The aforementioned broadcast being replayed endless times on TV screens worldwide led to an influx of new events being created around the globe. For instance, the WSOPE (World Series Of Poker Europe) was brought to life in 2007, marking the first time that a bracelet was awarded outside of Las Vegas. It allowed players who were aged below 21, which is the legal age to enter casinos in Las Vegas, and indeed the inaugural WSOPE Main Event in London was won by the then-18-year-old Norwegian phenom Annette Obrestad who took down her first ever tournament for £1 million.
Beyond the WSOP
It wasn’t just the WSOP Main Events that reached stratospheric popularity. World Poker Tour (WPT) tournaments, commentated by Vince Van Patten and the late Mike Sexton, as well as huge cash games like Poker After Dark and High Stakes Poker debuted to tremendous fanfare and have maintained their loyal fan bases. Recently, the latter two shows were purchased and brought back to life after a long hiatus by PokerGO, a first of its kind channel solely dedicated to poker. Events in Australia, Asia, the Bahamas and numerous stops in Europe were also added to the annual poker calendar. Poker pros habitually began to spend weeks away from their homes in search of glory and big paydays alike.
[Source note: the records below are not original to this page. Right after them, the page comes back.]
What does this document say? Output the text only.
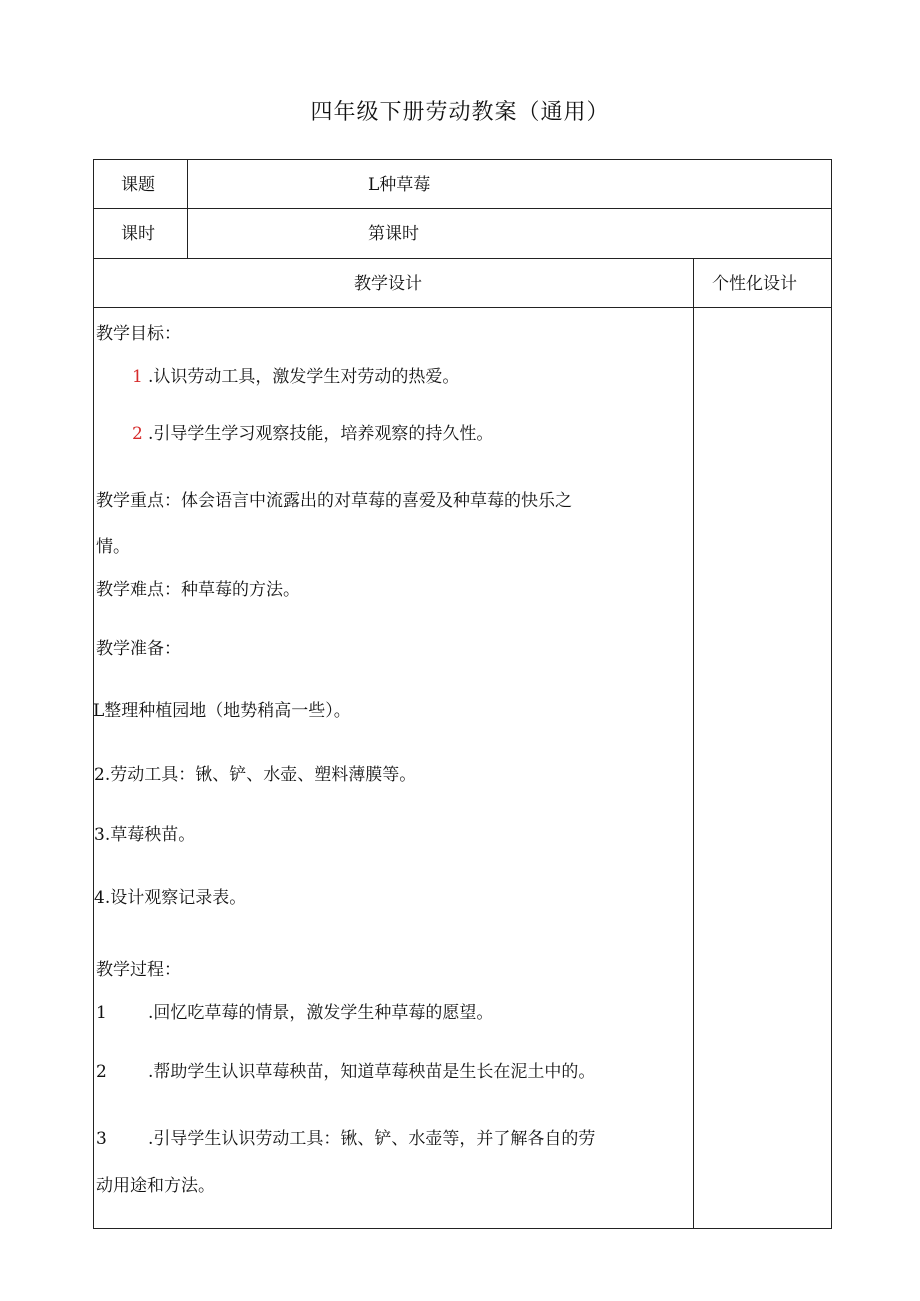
四年级下册劳动教案（通用）
课题	L种草莓
课时	第课时
教学设计	个性化设计
教学目标：
1 .认识劳动工具，激发学生对劳动的热爱。
2 .引导学生学习观察技能，培养观察的持久性。
教学重点：体会语言中流露出的对草莓的喜爱及种草莓的快乐之
情。
教学难点：种草莓的方法。
教学准备：
L整理种植园地（地势稍高一些）。
2.劳动工具：锹、铲、水壶、塑料薄膜等。
3.草莓秧苗。
4.设计观察记录表。
教学过程：
1 .回忆吃草莓的情景，激发学生种草莓的愿望。
2 .帮助学生认识草莓秧苗，知道草莓秧苗是生长在泥土中的。
3 .引导学生认识劳动工具：锹、铲、水壶等，并了解各自的劳
动用途和方法。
It wasn’t just pros on TV screens either! PokerStars ran The Big Game for two seasons, which featured the novel concept of giving an amateur player a stack of $100,000 to battle it out against 5 top pros. Any profit gained from their starting stack would be kept by the ‘Loose Cannon’ and subsequently given to the player as a prize for surviving with the poker sharks.
Upping the Ante and Production Level
With poker fans clamoring for ever increasing amounts of poker content to be broadcast, additional concepts and tournaments debuted, most notably the Big One for One Drop, which featured a $1 million dollar buy in – something that seemed inconceivable just a few years beforehand. The existence of that tournament allowed the best players in the world and wealthy amateurs alike to compete for the highest of stakes against one another. While the poker pros would typically sell action among themselves, while the businessmen would be able to afford a $1 million buy-in without much hesitation. It’s an unparalleled atmosphere, to be sure.
As the years progressed, so too did the technology at the tables. Whereas coverage from 2000-2012 usually consisted of just highlights of the biggest hands and all-in situations via edited shows, that changed when ESPN began to broadcast cards up coverage on a 30-minute delay. This allowed a ‘Live’ in-play analysis delivered by guest commentators such as Antonio Esfandiari and Phil Laak, and more recently Nick Schulman and Maria Ho, giving fans a first-time peek at how the top pros dissect hands as they are being played in the moment.
Unfortunately major live poker events have been paused momentarily due to the coronavirus, and with the online poker streets currently dominating the industry (people are already prepping for the 2021 WSOP Online Summer Series), there is a hunger and desire for the live game to be brought back to our TV screens, as soon as it is safe to do so.